Por la mínima diferencia

Desde pequeños, maestras y maestros tratan de liberarnos del marcador final. Nos dicen que les interesa más saber cómo llegamos a demostrar que “el cuadrado de la longitud de la hipotenusa es igual a la suma de los cuadrados de las respectivas longitudes de los catetos de un triángulo”, que el teorema en si mismo repetido como un mantra. Luego, vamos creciendo, maduramos, vamos comprendiendo lo que es triunfar.

Nos olvidamos del maestro, de los borrones infinitos en ese papel que se iba volviendo traslúcido de tanto corregir para mejorar el proceso, y en vez de transitar el camino, queremos encontrar el atajo. En vez de comprender, queremos justificar.

Defensa y Justicia acaba de, al fin, ganar su primer partido en este torneo de la primera división del fútbol argentino. Podría decirse que, desde hace un año y medio, es el equipo revelación del certamen local. ¿Ha ganado algún torneo? Definitivamente, no. Si bien ha conseguido de la mano de Ariel Holan logros importantísimos como permanecer en Primera División (a pesar de haber ascendido recién en 2014), o clasificarse a la Copa Sudamericana junto a otros equipos que hace un siglo (literal) están en la misma categoría, lo que no escapa a algunos entendidos es que “algo debe haber ahí dentro” para expresar en el campo una propuesta atractiva y ambiciosa sin caer en el suicidio voluntarioso para “dar espectáculo”.

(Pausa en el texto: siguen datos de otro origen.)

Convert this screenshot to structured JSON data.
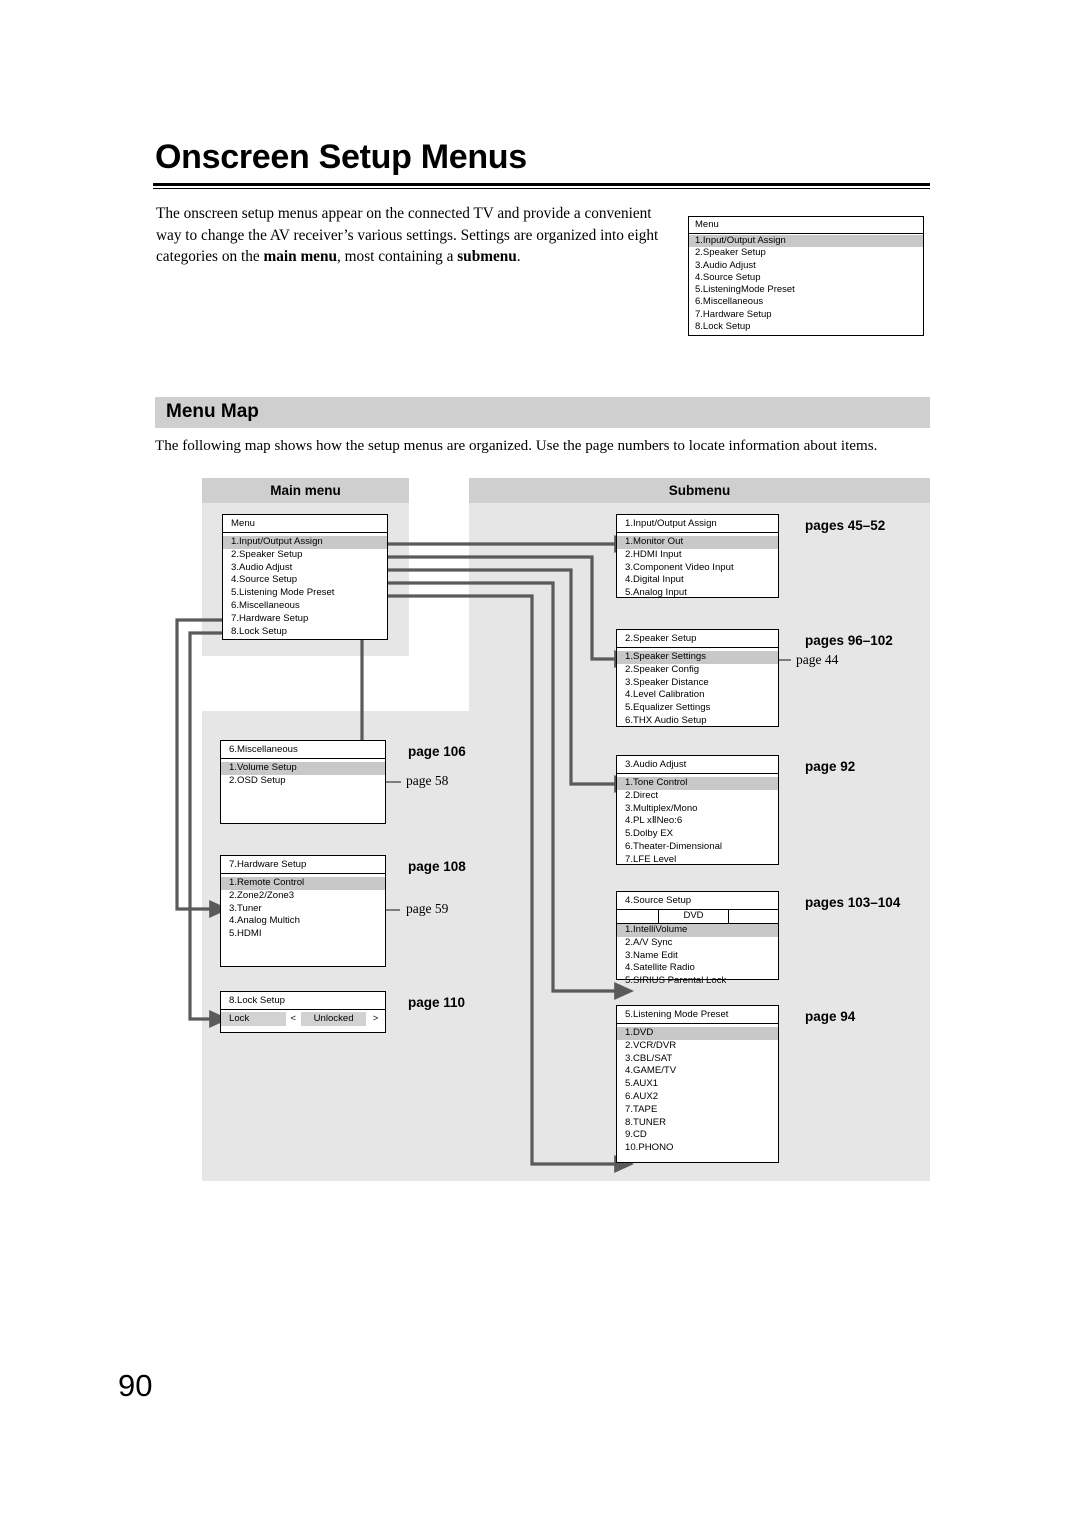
{
  "document": {
    "title": "Onscreen Setup Menus",
    "page_number": "90",
    "intro_paragraph_part1": "The onscreen setup menus appear on the connected TV and provide a convenient way to change the AV receiver’s various settings. Settings are organized into eight categories on the ",
    "intro_bold_1": "main menu",
    "intro_paragraph_part2": ", most containing a ",
    "intro_bold_2": "submenu",
    "intro_paragraph_part3": "."
  },
  "osd_top": {
    "title": "Menu",
    "items": [
      "1.Input/Output Assign",
      "2.Speaker Setup",
      "3.Audio Adjust",
      "4.Source Setup",
      "5.ListeningMode Preset",
      "6.Miscellaneous",
      "7.Hardware Setup",
      "8.Lock Setup"
    ],
    "selected_index": 0
  },
  "menu_map": {
    "section_title": "Menu Map",
    "intro": "The following map shows how the setup menus are organized. Use the page numbers to locate information about items.",
    "column_headers": {
      "main": "Main menu",
      "sub": "Submenu"
    },
    "main_menu_box": {
      "title": "Menu",
      "items": [
        "1.Input/Output Assign",
        "2.Speaker Setup",
        "3.Audio Adjust",
        "4.Source Setup",
        "5.Listening Mode Preset",
        "6.Miscellaneous",
        "7.Hardware Setup",
        "8.Lock Setup"
      ],
      "selected_index": 0
    },
    "left_boxes": [
      {
        "title": "6.Miscellaneous",
        "items": [
          "1.Volume Setup",
          "2.OSD Setup"
        ],
        "selected_index": 0,
        "page_ref": "page 106",
        "sub_ref": "page 58"
      },
      {
        "title": "7.Hardware Setup",
        "items": [
          "1.Remote Control",
          "2.Zone2/Zone3",
          "3.Tuner",
          "4.Analog Multich",
          "5.HDMI"
        ],
        "selected_index": 0,
        "page_ref": "page 108",
        "sub_ref": "page 59"
      },
      {
        "title": "8.Lock Setup",
        "items": [],
        "lock_row": {
          "label": "Lock",
          "left_arrow": "<",
          "value": "Unlocked",
          "right_arrow": ">"
        },
        "page_ref": "page 110",
        "sub_ref": ""
      }
    ],
    "right_boxes": [
      {
        "title": "1.Input/Output Assign",
        "items": [
          "1.Monitor Out",
          "2.HDMI Input",
          "3.Component Video Input",
          "4.Digital Input",
          "5.Analog Input"
        ],
        "selected_index": 0,
        "page_ref": "pages 45–52",
        "sub_ref": ""
      },
      {
        "title": "2.Speaker Setup",
        "items": [
          "1.Speaker Settings",
          "2.Speaker Config",
          "3.Speaker Distance",
          "4.Level Calibration",
          "5.Equalizer Settings",
          "6.THX Audio Setup"
        ],
        "selected_index": 0,
        "page_ref": "pages 96–102",
        "sub_ref": "page 44"
      },
      {
        "title": "3.Audio Adjust",
        "items": [
          "1.Tone Control",
          "2.Direct",
          "3.Multiplex/Mono",
          "4.PL xⅡNeo:6",
          "5.Dolby EX",
          "6.Theater-Dimensional",
          "7.LFE Level"
        ],
        "selected_index": 0,
        "page_ref": "page 92",
        "sub_ref": ""
      },
      {
        "title": "4.Source Setup",
        "tab": "DVD",
        "items": [
          "1.IntelliVolume",
          "2.A/V Sync",
          "3.Name Edit",
          "4.Satellite Radio",
          "5.SIRIUS Parental Lock"
        ],
        "selected_index": 0,
        "page_ref": "pages 103–104",
        "sub_ref": ""
      },
      {
        "title": "5.Listening Mode Preset",
        "items": [
          "1.DVD",
          "2.VCR/DVR",
          "3.CBL/SAT",
          "4.GAME/TV",
          "5.AUX1",
          "6.AUX2",
          "7.TAPE",
          "8.TUNER",
          "9.CD",
          "10.PHONO"
        ],
        "selected_index": 0,
        "page_ref": "page 94",
        "sub_ref": ""
      }
    ]
  },
  "colors": {
    "panel_gray": "#e6e6e6",
    "header_gray": "#cfcfcf",
    "selection_gray": "#c8c8c8",
    "wire": "#5a5a5a"
  }
}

¿Cómo hace un equipo con uno de los menores presupuestos del campeonato, uno de los planteles de mayor juventud, compuesto por jugadores cedidos por falta de lugar en sus clubes, para llamar la atención y ser alabado por Diego Latorre, César Luis Menotti, Javier Mascherano y tantos otros habitués del cerrado ambiente del fútbol?

¿Qué hace Holan, un entrenador que no proviene del fútbol ni nunca ha sido jugador profesional, para convencer a sus jugadores de mantener una línea de trabajo y una decisión para adoptar ciertas maneras en el juego, aún cuando los resultados vienen mal dados?

“Un entrenador pierde más de lo que gana, el convencimiento es uno de los pilares fundamentales para lograr resultados a medio y largo plazo” dice Holan.

Si miramos los resultados, su equipo hacía 5 partidos que no ganaba. Si pensamos un poco más, veremos que le ha tocado jugar con River, Racing, San Lorenzo, Rosario Central y Colón en un comienzo exigente del torneo.

Uno de los indicios para valorar su idea es ver qué parte del campo han ocupado sus defensas en el partido ganado 1–0 a Banfield anoche, y compararlo con el área recorrida por el rival.

Área de acción de la defensa de Banfield (OPTA, Diario Olé)
Área de acción de la defensa de Defensa y Justicia (OPTA, Diario Olé)

Otra cosa que podríamos analizar es el posicionamiento del portero. Como dice Holan, “con un portero que juegue bien con los pies, se acabó la presión”.

Navarro, portero de Banfield
Rios, portero de Defensa y Justicia

La prensa dirá esta mañana, que Defensa y Justicia ganó, al fin, por la mínima diferencia.